Complete providence of the job. (Diesburg)
Stats of the machine like how many cores, what type of processor...

Query the batch system to see what your priority is would be a nice feature, but this is a condor thing, not our thing. (Heidi)

General analysis people will not be using this system. However, this is an 8x5 operation, other people will need to know how to use the tool and understand the monitoring.

Some jobs have dependencies on other jobs. For instance, calibration needs to be done before reconstruction.

Submit job, grab the job number and send it to the sky. (Heidi)

We can have jobsub people tell our system about job submission. Is it a good idea to have these systems communicate? The more generic now, the easier it will be later. Perhaps have the people instrument their jobs to communicate to the home station?

End of year report would be nice to have.

Failure patterns, tied to hardware?

Have the ability to analyze the analyzers.

We need to be careful. We can run into the wall with DB issues trying to monitor everything. Queries can really kill performance on a DB...

Have the ability to track the efficiency of users. Margaret emails Gabe when there is a Minerva user with a low efficiency rate. Perhaps have an alert mechanism?

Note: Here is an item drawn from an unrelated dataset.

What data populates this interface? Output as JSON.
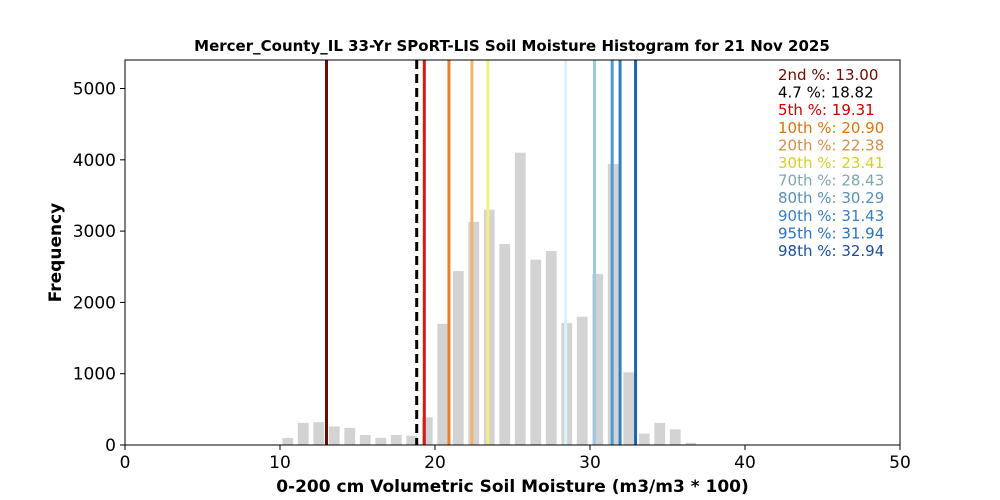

We need the users to just see everything in one place, and not many different places as it is now.

Run this on this run number with this datatier is an example of a simple request.

Examples of why Minerva jobs would fail:
-I couldn't get my input file so I bailed.
-I couldn't write my result file so I bailed.

Using defined error codes in the job script is a slippery slope according to Heidi.